“The walls of the room were ornamented with portraits of Major-General Pinckney by Stuart, Stuart’s Washington, one by Morris of General Thomas Pinckney, and a portrait of Miss Pinckney’s mother.
“Miss Pinckney is a very plain woman, but much beloved for her benevolence.
“It is said that on looking over her diary which she keeps, recording the reasons for her many gifts to her friends and to her slaves, such entries as these will be found:
“‘$—— to Mary, because she is married.’
“‘$—— to Julia, because she has no husband.’
“Miss Pinckney showed me among her centre-table ornaments a miniature of Washington; one of her grandmother, of exceeding beauty; one of each of the Pinckneys whose portraits are on the walls.

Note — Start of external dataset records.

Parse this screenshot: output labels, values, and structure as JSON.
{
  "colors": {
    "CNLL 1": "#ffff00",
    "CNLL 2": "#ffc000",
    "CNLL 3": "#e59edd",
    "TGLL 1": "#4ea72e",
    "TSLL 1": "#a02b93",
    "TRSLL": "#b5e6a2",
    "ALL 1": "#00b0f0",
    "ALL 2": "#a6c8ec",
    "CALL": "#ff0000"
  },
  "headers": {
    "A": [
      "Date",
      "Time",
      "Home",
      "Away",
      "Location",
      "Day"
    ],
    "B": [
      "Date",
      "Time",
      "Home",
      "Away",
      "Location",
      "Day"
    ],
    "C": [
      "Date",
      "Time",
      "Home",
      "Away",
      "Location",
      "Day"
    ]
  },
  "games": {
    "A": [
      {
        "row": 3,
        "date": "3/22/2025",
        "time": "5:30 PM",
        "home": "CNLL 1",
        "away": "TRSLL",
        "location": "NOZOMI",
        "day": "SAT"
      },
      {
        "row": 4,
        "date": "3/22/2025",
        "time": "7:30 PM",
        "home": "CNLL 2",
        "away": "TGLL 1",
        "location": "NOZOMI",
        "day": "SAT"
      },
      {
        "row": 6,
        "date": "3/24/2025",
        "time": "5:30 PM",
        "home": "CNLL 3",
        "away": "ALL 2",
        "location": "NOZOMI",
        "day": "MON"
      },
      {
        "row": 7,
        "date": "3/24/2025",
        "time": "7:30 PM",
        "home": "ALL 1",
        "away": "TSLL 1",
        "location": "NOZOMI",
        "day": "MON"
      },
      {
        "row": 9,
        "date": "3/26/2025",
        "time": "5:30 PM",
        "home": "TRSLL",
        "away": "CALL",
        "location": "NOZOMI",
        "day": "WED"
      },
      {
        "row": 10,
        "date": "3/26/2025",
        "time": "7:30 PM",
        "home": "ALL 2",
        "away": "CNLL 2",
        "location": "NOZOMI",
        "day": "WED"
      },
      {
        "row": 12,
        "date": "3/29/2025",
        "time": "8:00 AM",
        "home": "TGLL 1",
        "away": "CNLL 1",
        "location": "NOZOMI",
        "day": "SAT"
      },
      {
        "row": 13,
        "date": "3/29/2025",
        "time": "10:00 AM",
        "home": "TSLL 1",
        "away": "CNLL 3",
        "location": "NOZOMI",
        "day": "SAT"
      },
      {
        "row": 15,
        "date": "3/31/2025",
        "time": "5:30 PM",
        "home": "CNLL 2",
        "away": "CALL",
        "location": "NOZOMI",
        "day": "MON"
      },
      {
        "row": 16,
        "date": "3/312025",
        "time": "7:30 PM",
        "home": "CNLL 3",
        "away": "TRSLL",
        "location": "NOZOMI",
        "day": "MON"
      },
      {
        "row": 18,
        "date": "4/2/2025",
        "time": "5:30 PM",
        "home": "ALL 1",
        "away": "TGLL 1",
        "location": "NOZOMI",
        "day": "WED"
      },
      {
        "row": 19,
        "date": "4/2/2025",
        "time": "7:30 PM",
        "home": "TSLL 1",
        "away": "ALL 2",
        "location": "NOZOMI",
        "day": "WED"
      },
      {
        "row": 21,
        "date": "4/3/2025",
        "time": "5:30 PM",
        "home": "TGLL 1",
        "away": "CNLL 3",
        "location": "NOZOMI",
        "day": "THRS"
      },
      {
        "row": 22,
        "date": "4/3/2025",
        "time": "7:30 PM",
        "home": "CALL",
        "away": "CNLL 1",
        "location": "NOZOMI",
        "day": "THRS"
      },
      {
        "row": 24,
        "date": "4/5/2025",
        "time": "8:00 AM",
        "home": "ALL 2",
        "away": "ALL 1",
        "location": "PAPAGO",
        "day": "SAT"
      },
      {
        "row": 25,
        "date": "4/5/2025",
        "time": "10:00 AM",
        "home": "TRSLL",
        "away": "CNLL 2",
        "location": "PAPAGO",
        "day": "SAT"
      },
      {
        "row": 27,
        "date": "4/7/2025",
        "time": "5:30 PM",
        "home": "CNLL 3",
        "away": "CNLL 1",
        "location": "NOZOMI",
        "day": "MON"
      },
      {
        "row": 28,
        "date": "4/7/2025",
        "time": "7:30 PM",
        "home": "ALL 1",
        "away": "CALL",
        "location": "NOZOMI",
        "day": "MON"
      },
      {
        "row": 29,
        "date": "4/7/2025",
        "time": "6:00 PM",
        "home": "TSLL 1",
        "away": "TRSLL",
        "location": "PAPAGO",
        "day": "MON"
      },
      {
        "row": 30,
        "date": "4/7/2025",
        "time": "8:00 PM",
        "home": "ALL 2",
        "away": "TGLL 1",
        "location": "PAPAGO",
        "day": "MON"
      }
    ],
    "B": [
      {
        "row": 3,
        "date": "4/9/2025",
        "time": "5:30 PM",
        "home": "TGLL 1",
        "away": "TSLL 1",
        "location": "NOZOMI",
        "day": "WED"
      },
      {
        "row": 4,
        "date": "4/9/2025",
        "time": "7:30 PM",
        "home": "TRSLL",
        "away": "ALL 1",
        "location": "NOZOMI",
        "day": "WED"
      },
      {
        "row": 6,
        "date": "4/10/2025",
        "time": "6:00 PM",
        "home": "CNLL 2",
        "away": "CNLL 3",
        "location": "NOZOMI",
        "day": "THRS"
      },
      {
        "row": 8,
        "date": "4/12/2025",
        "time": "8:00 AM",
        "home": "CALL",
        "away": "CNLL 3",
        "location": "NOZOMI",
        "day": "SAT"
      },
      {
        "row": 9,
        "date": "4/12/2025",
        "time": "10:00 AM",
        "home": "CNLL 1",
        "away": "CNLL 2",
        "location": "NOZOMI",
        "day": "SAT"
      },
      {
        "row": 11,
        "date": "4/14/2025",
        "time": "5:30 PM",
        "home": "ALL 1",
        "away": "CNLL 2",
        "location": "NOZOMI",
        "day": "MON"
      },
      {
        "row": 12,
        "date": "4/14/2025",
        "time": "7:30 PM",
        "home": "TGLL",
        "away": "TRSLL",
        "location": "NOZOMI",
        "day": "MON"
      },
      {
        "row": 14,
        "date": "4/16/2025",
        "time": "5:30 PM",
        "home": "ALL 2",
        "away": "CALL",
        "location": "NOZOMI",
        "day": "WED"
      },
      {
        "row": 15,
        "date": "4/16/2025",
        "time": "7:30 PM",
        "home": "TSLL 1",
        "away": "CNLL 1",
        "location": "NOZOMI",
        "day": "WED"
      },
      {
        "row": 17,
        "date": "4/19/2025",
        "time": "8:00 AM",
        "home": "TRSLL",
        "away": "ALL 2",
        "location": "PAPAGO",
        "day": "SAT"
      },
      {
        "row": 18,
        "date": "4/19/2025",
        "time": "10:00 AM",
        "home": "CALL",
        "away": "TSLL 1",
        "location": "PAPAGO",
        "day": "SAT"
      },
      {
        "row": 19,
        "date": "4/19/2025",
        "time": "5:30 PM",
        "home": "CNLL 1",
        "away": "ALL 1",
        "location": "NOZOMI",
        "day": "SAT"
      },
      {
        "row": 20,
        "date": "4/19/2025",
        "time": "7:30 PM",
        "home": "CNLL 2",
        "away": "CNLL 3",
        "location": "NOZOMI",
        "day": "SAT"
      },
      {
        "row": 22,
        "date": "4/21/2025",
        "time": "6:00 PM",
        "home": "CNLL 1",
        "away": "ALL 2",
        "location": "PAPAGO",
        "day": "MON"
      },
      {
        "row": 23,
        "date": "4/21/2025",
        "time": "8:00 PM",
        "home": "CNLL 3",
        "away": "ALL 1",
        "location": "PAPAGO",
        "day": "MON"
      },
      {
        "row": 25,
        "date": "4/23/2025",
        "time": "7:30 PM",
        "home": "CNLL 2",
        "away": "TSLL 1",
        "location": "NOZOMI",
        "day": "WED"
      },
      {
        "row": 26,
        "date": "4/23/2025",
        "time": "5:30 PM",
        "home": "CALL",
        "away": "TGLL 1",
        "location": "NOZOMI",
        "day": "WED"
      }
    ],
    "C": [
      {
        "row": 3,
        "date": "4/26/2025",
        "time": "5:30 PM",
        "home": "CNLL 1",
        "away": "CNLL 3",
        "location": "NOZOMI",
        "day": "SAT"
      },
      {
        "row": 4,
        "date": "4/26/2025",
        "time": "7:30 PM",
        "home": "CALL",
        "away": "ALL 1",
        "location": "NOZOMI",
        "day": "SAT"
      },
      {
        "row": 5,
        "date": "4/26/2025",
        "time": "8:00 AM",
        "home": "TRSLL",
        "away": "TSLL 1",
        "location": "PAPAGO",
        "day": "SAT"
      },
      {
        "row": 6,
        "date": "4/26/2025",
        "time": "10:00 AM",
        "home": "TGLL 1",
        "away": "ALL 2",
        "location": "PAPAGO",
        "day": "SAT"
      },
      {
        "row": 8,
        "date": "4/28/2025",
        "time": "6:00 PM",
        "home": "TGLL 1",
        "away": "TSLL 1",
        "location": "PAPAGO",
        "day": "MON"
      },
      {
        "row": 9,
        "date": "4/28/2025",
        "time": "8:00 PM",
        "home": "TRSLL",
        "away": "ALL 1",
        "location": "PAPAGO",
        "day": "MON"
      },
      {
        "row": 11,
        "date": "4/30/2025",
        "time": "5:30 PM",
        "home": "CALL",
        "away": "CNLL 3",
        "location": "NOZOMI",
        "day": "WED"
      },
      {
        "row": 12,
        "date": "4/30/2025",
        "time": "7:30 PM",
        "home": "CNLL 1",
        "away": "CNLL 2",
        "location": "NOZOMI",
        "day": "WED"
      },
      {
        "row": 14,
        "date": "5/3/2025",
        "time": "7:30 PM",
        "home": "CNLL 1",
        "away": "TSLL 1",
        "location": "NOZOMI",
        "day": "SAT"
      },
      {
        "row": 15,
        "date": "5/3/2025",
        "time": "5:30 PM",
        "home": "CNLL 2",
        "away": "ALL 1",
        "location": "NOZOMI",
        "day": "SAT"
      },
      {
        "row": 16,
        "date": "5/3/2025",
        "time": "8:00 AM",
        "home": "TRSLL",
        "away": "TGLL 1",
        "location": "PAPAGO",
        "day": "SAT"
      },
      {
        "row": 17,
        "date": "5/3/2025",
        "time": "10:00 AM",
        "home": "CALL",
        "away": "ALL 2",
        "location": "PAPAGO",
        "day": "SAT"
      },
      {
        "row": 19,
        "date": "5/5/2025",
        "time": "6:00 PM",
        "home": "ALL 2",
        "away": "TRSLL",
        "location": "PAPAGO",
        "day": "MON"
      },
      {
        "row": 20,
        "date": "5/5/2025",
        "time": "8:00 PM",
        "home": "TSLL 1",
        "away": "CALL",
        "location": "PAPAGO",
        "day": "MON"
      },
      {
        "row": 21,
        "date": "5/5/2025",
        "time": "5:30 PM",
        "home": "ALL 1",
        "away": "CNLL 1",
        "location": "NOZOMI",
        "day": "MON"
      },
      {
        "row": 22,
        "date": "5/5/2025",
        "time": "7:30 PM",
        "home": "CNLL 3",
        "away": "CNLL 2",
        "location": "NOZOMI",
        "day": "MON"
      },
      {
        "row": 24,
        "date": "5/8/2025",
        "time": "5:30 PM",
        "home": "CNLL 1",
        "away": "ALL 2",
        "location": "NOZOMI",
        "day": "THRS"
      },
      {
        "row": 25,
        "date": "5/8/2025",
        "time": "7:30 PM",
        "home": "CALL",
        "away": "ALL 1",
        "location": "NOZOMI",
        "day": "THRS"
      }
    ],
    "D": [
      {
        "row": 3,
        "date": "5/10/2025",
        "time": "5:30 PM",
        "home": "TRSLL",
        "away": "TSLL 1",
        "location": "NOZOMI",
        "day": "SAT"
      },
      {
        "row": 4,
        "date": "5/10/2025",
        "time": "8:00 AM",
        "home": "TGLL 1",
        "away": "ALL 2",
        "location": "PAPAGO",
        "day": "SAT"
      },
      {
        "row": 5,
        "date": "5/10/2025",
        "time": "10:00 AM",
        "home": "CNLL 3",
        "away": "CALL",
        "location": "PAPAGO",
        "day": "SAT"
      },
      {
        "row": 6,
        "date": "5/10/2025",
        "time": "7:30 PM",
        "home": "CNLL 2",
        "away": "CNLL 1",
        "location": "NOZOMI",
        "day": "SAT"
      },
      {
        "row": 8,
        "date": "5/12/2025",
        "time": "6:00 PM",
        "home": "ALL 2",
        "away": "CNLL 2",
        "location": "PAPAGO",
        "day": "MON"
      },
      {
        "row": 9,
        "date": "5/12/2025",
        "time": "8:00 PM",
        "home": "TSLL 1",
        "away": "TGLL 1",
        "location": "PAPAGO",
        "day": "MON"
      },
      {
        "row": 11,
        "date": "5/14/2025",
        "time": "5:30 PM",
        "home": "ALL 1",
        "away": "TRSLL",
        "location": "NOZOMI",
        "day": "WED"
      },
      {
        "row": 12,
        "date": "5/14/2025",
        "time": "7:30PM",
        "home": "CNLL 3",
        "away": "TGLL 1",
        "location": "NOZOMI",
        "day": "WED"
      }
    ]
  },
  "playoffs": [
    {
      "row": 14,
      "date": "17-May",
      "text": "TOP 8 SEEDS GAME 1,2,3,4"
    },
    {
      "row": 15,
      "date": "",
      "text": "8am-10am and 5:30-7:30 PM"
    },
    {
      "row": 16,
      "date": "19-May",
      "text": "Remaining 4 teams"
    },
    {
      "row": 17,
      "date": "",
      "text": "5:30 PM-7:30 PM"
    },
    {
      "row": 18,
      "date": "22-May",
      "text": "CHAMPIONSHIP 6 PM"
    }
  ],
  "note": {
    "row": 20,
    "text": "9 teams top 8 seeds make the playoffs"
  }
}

“Charleston is full of ante-Revolution houses, and they please me. They were built when there was no hurry; they were built to last, and they have lasted, and will yet last for the children of their present possessors.
“Nothing can be happier in expression than the faces of the colored children. They have what must be the ease of the lower classes in a despotic country. The slaves have no care, no ambition; their place is a fixed one—they know it, and take all the good they can get. The children are fat, sleek, and, inheriting no nervous longings from their parents, are on a constant grin—at play with loud laughs and high leaps.
“May 1. It does not follow because the slaves are sleek and fat and really happy—for happy I believe they are—that slavery is not an evil; and the great evil is, as I always supposed, in the effect upon the whites. The few Southern gentlemen that I know interest me from their courtesy, agreeable manners, and ready speech. They also strike me as childlike and fussy. I catch myself feeling that I am the man and they are women; and I see this even in the captain of a steamer. Then they all like to talk sentiment—their religion is a feeling.
“May 2. The negroes are remarkable for their courtesy of manner. Those who belong to good families seem to pride themselves upon their dress and style.
“A lady walking in Charleston is never jostled by black or white man. The white man steps out of her way, the black man does this and touches his hat. The black woman bows—she is distinguished by her neat dress, her clean plaid head-dress, and her upright carriage. It would be well for some of our young ladies to carry burdens on their heads, even to the risk of flattening the instep, if by that means they could get the straight back of a slave.
“Mrs. W., who takes us out to drive, comes with her black coachman and a little boy. The coachman wears white gloves, and looks like a gentleman. The little boy rings door-bells when we stop.